Arlo's food truck_veggie burger_vegetarian_bacon cheese burger_2015
Arlo's vegan food truck is one of the reasons Austin ranks 13th on a survey of most friendly cities for plant-based diets. Arlo's/Facebook

In meat-and-potatoes America, it’s not always easy to follow a vegetarian or vegan lifestyle. Of course, some cities make it easier than others. A new WalletHub survey looked at the 100 biggest cities in the U.S. to determine the best and most economical places for vegetarians and vegans to live. Two Texas cities made the top 25: Austin at No. 13 and Houston at No. 17.

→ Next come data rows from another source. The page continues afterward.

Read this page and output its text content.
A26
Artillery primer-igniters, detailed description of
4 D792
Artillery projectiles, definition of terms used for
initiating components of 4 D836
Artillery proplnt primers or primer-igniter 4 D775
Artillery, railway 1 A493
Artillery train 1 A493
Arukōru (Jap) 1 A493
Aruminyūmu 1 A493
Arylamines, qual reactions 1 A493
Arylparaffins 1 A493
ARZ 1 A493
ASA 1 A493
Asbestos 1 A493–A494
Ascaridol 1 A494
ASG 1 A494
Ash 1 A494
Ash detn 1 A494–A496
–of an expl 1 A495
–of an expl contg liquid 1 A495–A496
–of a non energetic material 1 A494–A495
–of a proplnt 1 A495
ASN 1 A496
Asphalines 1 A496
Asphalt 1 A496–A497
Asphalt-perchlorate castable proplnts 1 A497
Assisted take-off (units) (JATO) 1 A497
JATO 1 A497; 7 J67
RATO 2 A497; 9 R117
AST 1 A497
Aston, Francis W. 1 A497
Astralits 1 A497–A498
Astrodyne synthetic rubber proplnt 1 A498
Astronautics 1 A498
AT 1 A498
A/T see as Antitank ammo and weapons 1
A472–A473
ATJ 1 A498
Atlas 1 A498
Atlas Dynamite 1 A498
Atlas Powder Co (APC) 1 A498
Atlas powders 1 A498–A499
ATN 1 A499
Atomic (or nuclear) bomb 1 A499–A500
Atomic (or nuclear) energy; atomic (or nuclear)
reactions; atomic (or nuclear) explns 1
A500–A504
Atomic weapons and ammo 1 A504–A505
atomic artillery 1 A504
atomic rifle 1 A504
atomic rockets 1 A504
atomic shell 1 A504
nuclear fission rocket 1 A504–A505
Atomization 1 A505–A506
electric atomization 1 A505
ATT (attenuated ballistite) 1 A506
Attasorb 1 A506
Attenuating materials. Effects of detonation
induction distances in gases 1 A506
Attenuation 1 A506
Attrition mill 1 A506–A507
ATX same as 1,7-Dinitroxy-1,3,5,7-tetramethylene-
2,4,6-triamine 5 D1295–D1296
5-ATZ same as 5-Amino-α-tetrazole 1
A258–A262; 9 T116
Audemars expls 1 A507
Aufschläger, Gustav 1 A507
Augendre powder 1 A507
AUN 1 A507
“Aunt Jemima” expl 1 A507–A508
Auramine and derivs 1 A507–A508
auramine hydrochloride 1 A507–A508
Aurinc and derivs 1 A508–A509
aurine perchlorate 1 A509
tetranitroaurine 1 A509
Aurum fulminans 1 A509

The criteria used included highest percentage or restaurants serving vegan and vegetarian options, farmers markets and community-supported agriculture programs per capita, local access to vegetarian food production, vegetable nurseries per capita, plus the number of juice/smoothie bars and salad shops. Affordability was looked at, too, as were general vegetable and fruit consumption and the percentage of vegetarian and vegan meals ordered through food delivery platform Grubhub.

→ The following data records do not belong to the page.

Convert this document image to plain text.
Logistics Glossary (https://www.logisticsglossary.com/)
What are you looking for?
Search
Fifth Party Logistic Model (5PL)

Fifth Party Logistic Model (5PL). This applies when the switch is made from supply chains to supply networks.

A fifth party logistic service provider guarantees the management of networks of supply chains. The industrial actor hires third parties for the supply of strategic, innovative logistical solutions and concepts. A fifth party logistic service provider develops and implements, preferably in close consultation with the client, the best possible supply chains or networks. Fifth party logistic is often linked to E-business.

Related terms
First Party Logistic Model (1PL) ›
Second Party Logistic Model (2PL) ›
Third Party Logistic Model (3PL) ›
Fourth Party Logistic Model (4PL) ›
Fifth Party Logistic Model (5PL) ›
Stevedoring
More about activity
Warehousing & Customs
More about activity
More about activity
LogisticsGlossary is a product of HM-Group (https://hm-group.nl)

That Austin did not make the top 10 (Scottsdale, Arizona and Madison, Wisconsin both fared better on the list) might shock those who stereotype it as the land of tree-hugging hippies. The Capital City did well on several indicators — cost of plant-based groceries (5), farmers markets and CSA programs (7), and vegetable nurseries (10) — but only placed in the upper middle range for both percentage of restaurants serving vegetarian options (43) and vegan options (27).

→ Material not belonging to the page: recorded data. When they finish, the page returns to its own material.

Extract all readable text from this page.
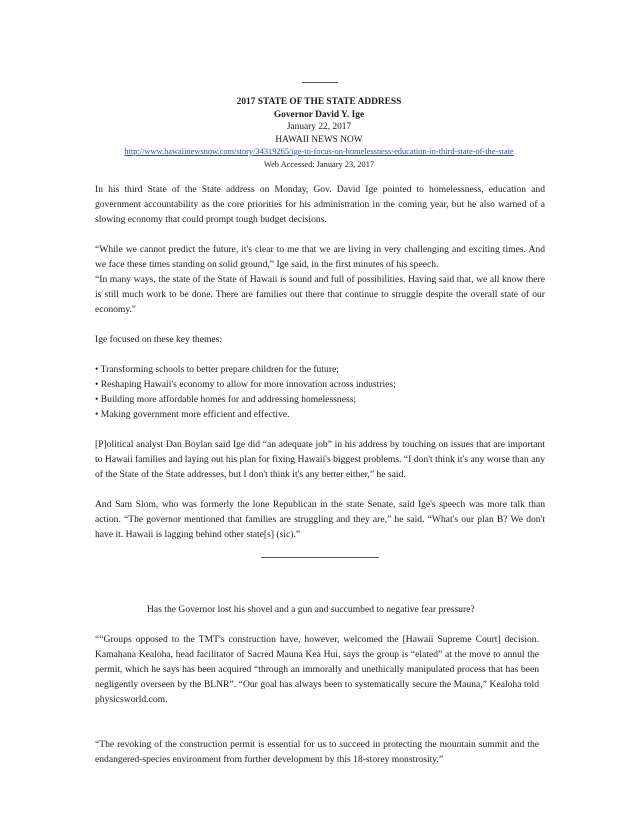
2017 STATE OF THE STATE ADDRESS
Governor David Y. Ige
January 22, 2017
HAWAII NEWS NOW
http://www.hawaiinewsnow.com/story/34319265/ige-to-focus-on-homelessness-education-in-third-state-of-the-state
Web Accessed: January 23, 2017

In his third State of the State address on Monday, Gov. David Ige pointed to homelessness, education and government accountability as the core priorities for his administration in the coming year, but he also warned of a slowing economy that could prompt tough budget decisions.

“While we cannot predict the future, it's clear to me that we are living in very challenging and exciting times. And we face these times standing on solid ground,” Ige said, in the first minutes of his speech.

“In many ways, the state of the State of Hawaii is sound and full of possibilities. Having said that, we all know there is still much work to be done. There are families out there that continue to struggle despite the overall state of our economy."

Ige focused on these key themes:

• Transforming schools to better prepare children for the future;

• Reshaping Hawaii's economy to allow for more innovation across industries;

• Building more affordable homes for and addressing homelessness;

• Making government more efficient and effective.

[P]olitical analyst Dan Boylan said Ige did “an adequate job” in his address by touching on issues that are important to Hawaii families and laying out his plan for fixing Hawaii's biggest problems. “I don't think it's any worse than any of the State of the State addresses, but I don't think it's any better either,” he said.

And Sam Slom, who was formerly the lone Republican in the state Senate, said Ige's speech was more talk than action. “The governor mentioned that families are struggling and they are,” he said. “What's our plan B? We don't have it. Hawaii is lagging behind other state[s] (sic).”

Has the Governor lost his shovel and a gun and succumbed to negative fear pressure?

““Groups opposed to the TMT's construction have, however, welcomed the [Hawaii Supreme Court] decision. Kamahana Kealoha, head facilitator of Sacred Mauna Kea Hui, says the group is “elated” at the move to annul the permit, which he says has been acquired “through an immorally and unethically manipulated process that has been negligently overseen by the BLNR”. “Our goal has always been to systematically secure the Mauna,” Kealoha told physicsworld.com.

“The revoking of the construction permit is essential for us to succeed in protecting the mountain summit and the endangered-species environment from further development by this 18-storey monstrosity.”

The diversity of Houston’s culinary scene played into its rankings for the percentage of restaurants serving vegetarian and vegan options (both 11). Houston also fared well on affordability, ranking third on overall cost of groceries. However, the rankings suggest that the locavore movement isn’t as strong there as in many major metropolitan areas. H-Town, for instance, ranked in the middle (56) of American cities with high percentages of farmers markets and CSA programs. 

Perhaps unsurprisingly in a state with a thriving beef industry, most Texas cities were in the lower half of the survey. Only two other cities, Dallas (37) and Plano (49), made it to the top 50.